Evidence in relation to Kennedy

[20] Between 11.30 and
11.45pm (i.e. following the assault) Anne Marie Gill met Kennedy coming into Rabbie's Bar. According to Gill, Kennedy told her to sit down. He told her there had been a "carry on". He told her that she would hear about it later. He told her to say that she had been with him all night. While Kennedy was in Rabbie's Bar, Kelly Duncan, the deceased's girlfriend, told Kennedy that she was worried about the deceased. On her evidence, Kennedy said to her "You're wasting your time looking for him" or "You're wasting your time with him."


[21] According to Gill, at or about
midnight she and the co-accused Kennedy walked together from Rabbie's Bar to the Metro Hotel. Kennedy told her that "him and his mate had a carry on and they done Dod Simpson". As they passed Exchange Lane, Kennedy said it happened down the lane. He stated that somebody might find him and phone an ambulance and that he would be okay, he would not be found until the morning. Later, when they saw the ambulance and the police, she said to Kennedy, "He must be deid", to which Kennedy replied "Aye, pan breid".

Brenda Lawrence's evidence

[22] According to Brenda Lawrence, at about
midnight she and the appellant left the St Andrews and went to the Metro Hotel.

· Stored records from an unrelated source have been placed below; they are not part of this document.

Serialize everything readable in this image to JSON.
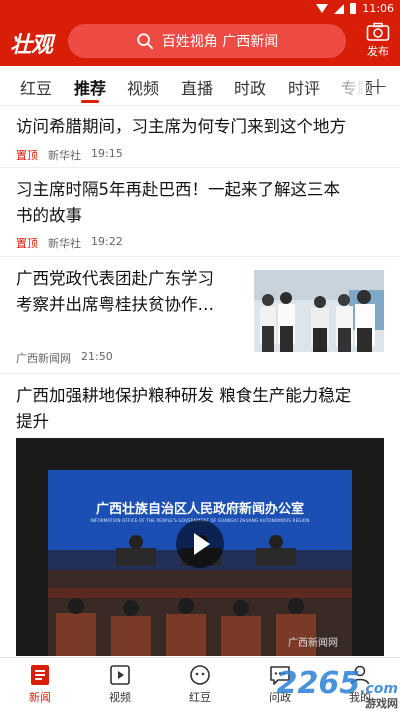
{
  "status_bar": {
    "time": "11:06"
  },
  "header": {
    "logo": "壮观",
    "search_placeholder": "百姓视角 广西新闻",
    "publish_label": "发布"
  },
  "tabs": [
    {
      "label": "红豆"
    },
    {
      "label": "推荐"
    },
    {
      "label": "视频"
    },
    {
      "label": "直播"
    },
    {
      "label": "时政"
    },
    {
      "label": "时评"
    },
    {
      "label": "专题"
    }
  ],
  "feed": [
    {
      "title": "访问希腊期间，习主席为何专门来到这个地方",
      "pin": "置顶",
      "source": "新华社",
      "time": "19:15"
    },
    {
      "title_line1": "习主席时隔5年再赴巴西！一起来了解这三本",
      "title_line2": "书的故事",
      "pin": "置顶",
      "source": "新华社",
      "time": "19:22"
    },
    {
      "title_line1": "广西党政代表团赴广东学习",
      "title_line2": "考察并出席粤桂扶贫协作…",
      "source": "广西新闻网",
      "time": "21:50"
    },
    {
      "title_line1": "广西加强耕地保护粮种研发 粮食生产能力稳定",
      "title_line2": "提升",
      "video_banner": "广西壮族自治区人民政府新闻办公室",
      "video_banner_en": "INFORMATION OFFICE OF THE PEOPLE'S GOVERNMENT OF GUANGXI ZHUANG AUTONOMOUS REGION",
      "video_watermark": "广西新闻网"
    }
  ],
  "bottom_nav": [
    {
      "label": "新闻",
      "icon": "news-icon"
    },
    {
      "label": "视频",
      "icon": "video-icon"
    },
    {
      "label": "红豆",
      "icon": "bean-icon"
    },
    {
      "label": "问政",
      "icon": "chat-icon"
    },
    {
      "label": "我的",
      "icon": "user-icon"
    }
  ],
  "watermark": {
    "brand": "2265",
    "suffix": ".com",
    "site": "游戏网"
  },
  "colors": {
    "accent": "#d81e06"
  }
}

As they went into the Metro Hotel, the appellant, on her account, said to her, "What a doing Davie has just given Dod". Inside the Metro, Brenda Lawrence heard the co-accused Kennedy say to the appellant "Did you get that sorted?" The appellant told Brenda Lawrence that Kennedy had broken a knife in the lane and had asked him to go and look for it. Later, according to Lawrence, the appellant said something about the mess he (apparently a reference to Kennedy) made of the deceased's head because he had steel toe capped boots. According to Lawrence, "... he obviously said to me it was nothing to do with him it was Davie ...". The appellant told her that "he went and got Dod from Rabbie's Bar ... and then he went to the lane".

John Loftus' evidence

[23] According to John Loftus, at about 12.15, in the Metro Hotel, the appellant asked Loftus to say, if anybody asked him, that Loftus had met the appellant between 9 and 9.30 in the
St Andrews bar. The appellant told Loftus that he had "done in Dod Simpson". Loftus asked him what it was about. The appellant said "What do you think?" and put his closed fist against Loftus' stomach as if he was holding something, and pulled his hand upwards across Loftus's shirt. Loftus took this to be a stabbing motion.

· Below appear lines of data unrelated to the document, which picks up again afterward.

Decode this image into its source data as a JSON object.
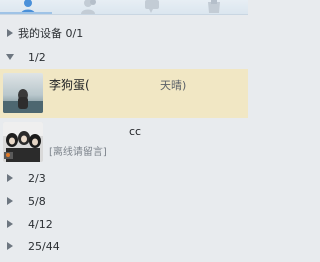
{
  "tabs": [
    {
      "name": "contacts",
      "icon": "person-icon",
      "active": true
    },
    {
      "name": "groups",
      "icon": "group-icon",
      "active": false
    },
    {
      "name": "messages",
      "icon": "chat-icon",
      "active": false
    },
    {
      "name": "apps",
      "icon": "app-icon",
      "active": false
    }
  ],
  "my_devices": {
    "label": "我的设备 0/1"
  },
  "groups": [
    {
      "count": "1/2",
      "expanded": true
    },
    {
      "count": "2/3",
      "expanded": false
    },
    {
      "count": "5/8",
      "expanded": false
    },
    {
      "count": "4/12",
      "expanded": false
    },
    {
      "count": "25/44",
      "expanded": false
    }
  ],
  "contacts": [
    {
      "name": "李狗蛋(",
      "status": "天晴)",
      "selected": true
    },
    {
      "name": "cc",
      "signature": "[离线请留言]",
      "selected": false
    }
  ],
  "colors": {
    "selected_row": "#f1e7c4",
    "background": "#e8ebee",
    "active_tab": "#4a90d9"
  }
}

[24] Later, in the toilet at the Metro Hotel, Loftus saw the appellant take off his training shoe and wash it with a grey hand towel. When he was wetting the hand towel it looked as though blood was coming off the shoe. When Loftus asked the appellant what he was doing, the appellant said "Just washing the blood off". The co-accused Kennedy came into the toilet and, according to Loftus, the appellant said "I've just been telling Jake to say, if anybody asked, that he met us between 9 and 9.30 in the
St Andrews bar." Kennedy told the appellant that he could not really expect Loftus to get involved. The appellant later said to Loftus, "If there's anyone you want done just let me know because I'll probably get a lifer for this one anyway".

Kelly Duncan's evidence

[25] Kelly Duncan, the deceased's girlfriend, approached the appellant at the Metro Hotel and asked where the deceased was. The appellant stated that he had asked the deceased for an "O" of speed and the deceased did not have it. The appellant was agitated and unwilling to speak to her.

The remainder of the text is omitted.